V: Ritorno a Serifo
Insieme con Andromeda, Perseo si mise sulla strada del ritorno. Poteva finalmente concentrare i suoi pensieri sulla madre e, forse per questo, ne sentì amplificata la mancanza nonostante i giorni che lo separavano da lei fossero ormai pochi. Questi giorni infine passarono. I due giovani sposi approdarono a Serifo e come Perseo poggiò i piedi sulla sabbia dell'isola delle Cicladi, sentì un'aria familiare, quella di Ditti, il pescatore fratello di Polidette che lo aveva liberato dalla cassa di legno e lo aveva allevato. Tuttavia, quando giunse al palazzo reale, il senso di familiarità svanì istantaneamente e non gli ci volle molto per capire che la situazione era ben più grave di quando era partito.
Tornato a Serifo, trovò che sua madre, insieme con Ditti, si era rifugiata sugli altari degli dèi per evitare la violenza di Polidette.
(Apollodoro, Biblioteca, 2.4.3)
A tanto si era spinto il re; il giovane si precipitò da lui per porre fine a quella scena vergognosa grazie alla sua conquista oltre Oceano.
Polidette, come vide Perseo, restò interdetto per qualche attimo; mai si sarebbe aspettato di rivederlo e per di più vivo. Ma dentro di sé si tranquillizzò pensando che se era tornato, era perché non aveva portato a termine la missione, come era ovvio del resto. E rientrato nel suo solito fare borioso, lo accolse con una sonora risata denigratoria. Nemmeno alla vista della kibisis che Perseo sollevò tendendo il braccio, si preoccupò; l'idea che lì dentro vi fosse il capo tranciato di Medusa non lo sfiorava minimamente e si aprì in un'ancor più irritante risata.
Ciò nonostante tu, Polidette, re della piccola Serifo, non ti eri ancora lasciato rabbonire
né dal valore del giovane, dimostrato con tante gesta meravigliose,
né dalle sue traversie. Imperterrito, continuavi a nutrire per lui
un odio implacabile, e la tua ira malvagia non aveva fine.
Denigrasti perfino la sua impresa più gloriosa,
sostenendo che non era vero che avesse ucciso Medusa:
“Ti darò la prova.
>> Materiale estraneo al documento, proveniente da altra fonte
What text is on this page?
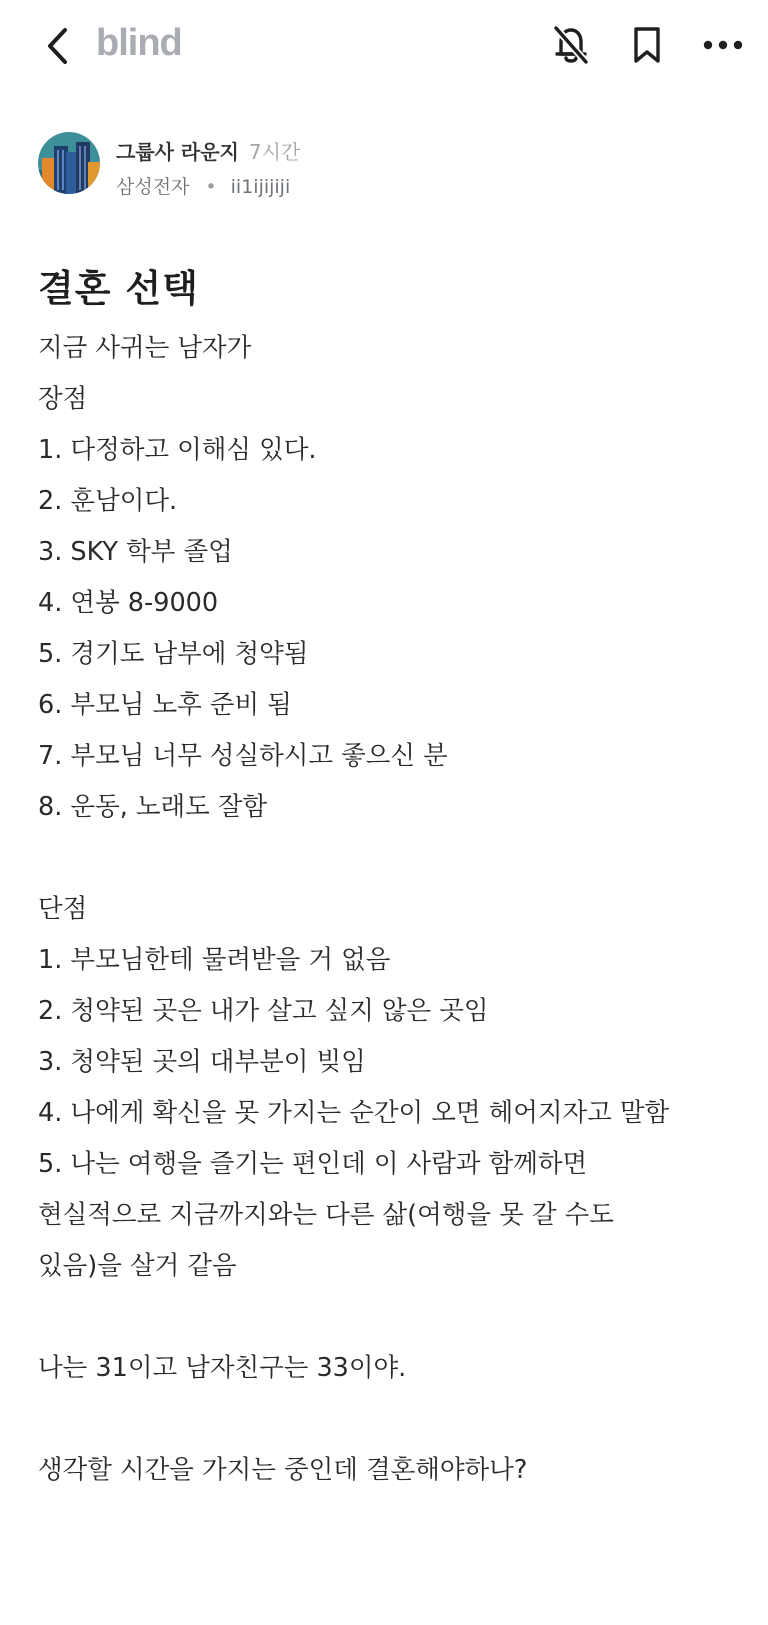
blind
그룹사 라운지 7시간
삼성전자 • ii1ijijiji
결혼 선택
지금 사귀는 남자가
장점
1. 다정하고 이해심 있다.
2. 훈남이다.
3. SKY 학부 졸업
4. 연봉 8-9000
5. 경기도 남부에 청약됨
6. 부모님 노후 준비 됨
7. 부모님 너무 성실하시고 좋으신 분
8. 운동, 노래도 잘함
단점
1. 부모님한테 물려받을 거 없음
2. 청약된 곳은 내가 살고 싶지 않은 곳임
3. 청약된 곳의 대부분이 빚임
4. 나에게 확신을 못 가지는 순간이 오면 헤어지자고 말함
5. 나는 여행을 즐기는 편인데 이 사람과 함께하면
현실적으로 지금까지와는 다른 삶(여행을 못 갈 수도
있음)을 살거 같음
나는 31이고 남자친구는 33이야.
생각할 시간을 가지는 중인데 결혼해야하나?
Gli altri si girino!”, disse Perseo,
e col volto di Medusa fece del volto del re una pietra senza sangue.
(Ovidio, Metamorfosi, V, 242-249)
"Non provocare un eroe che ha messo a repentaglio la propria vita per mantenere una promessa", queste parole echeggiavano nella mente ancora viva di Polidette. Ma ormai era troppo tardi. L'abbraccio di Danae a suo figlio fu insieme una compressione di gioia, di pianto, di abbandono, di gratitudine. L'isola di Serifo invece fu affidata al generoso Ditti e con questo gesto Perseo rinnovò la testimonianza al suo ideale di giustizia.
Le sofferenze di tutta una vita erano davvero finite. Come un guerriero di ritorno da una lunga guerra depone finalmente le armi, così Perseo si accinse a restituire quanto gli era stato donato dagli dèi e dalle Ninfe. Rese dunque la falce a Ermes e a lui lasciò anche i sandali alati, la kibisis e l'elmo di Ade affinché li riportasse alle figlie di Notte. Ad Atena invece regalò il frutto del suo coraggio, la sua fatica più grande: la testa di Medusa. La dea la pose al centro dello scudo come trofeo ed emblema di giustizia compiuta. Da allora quella che era l'arma difensiva di Atena divenne anche offensiva per via del potere terribile che sprigionava se solo la si guardasse.
Ma nel felice esito della vicenda di Perseo, vi era però ancora una cosa che nella mente del ragazzo premeva, un desiderio e un bisogno allo stesso tempo, che troppo a lungo aveva dovuto reprimere.
C'era una persona ad Argo che aveva visto soltanto due volte. Era molto piccolo quando accadde, tanti anni erano passati, eppure la ricordava perfettamente: una figura che scendeva le scale della camera di bronzo dandogli le spalle, rischiarata unicamente dalla torcia che teneva.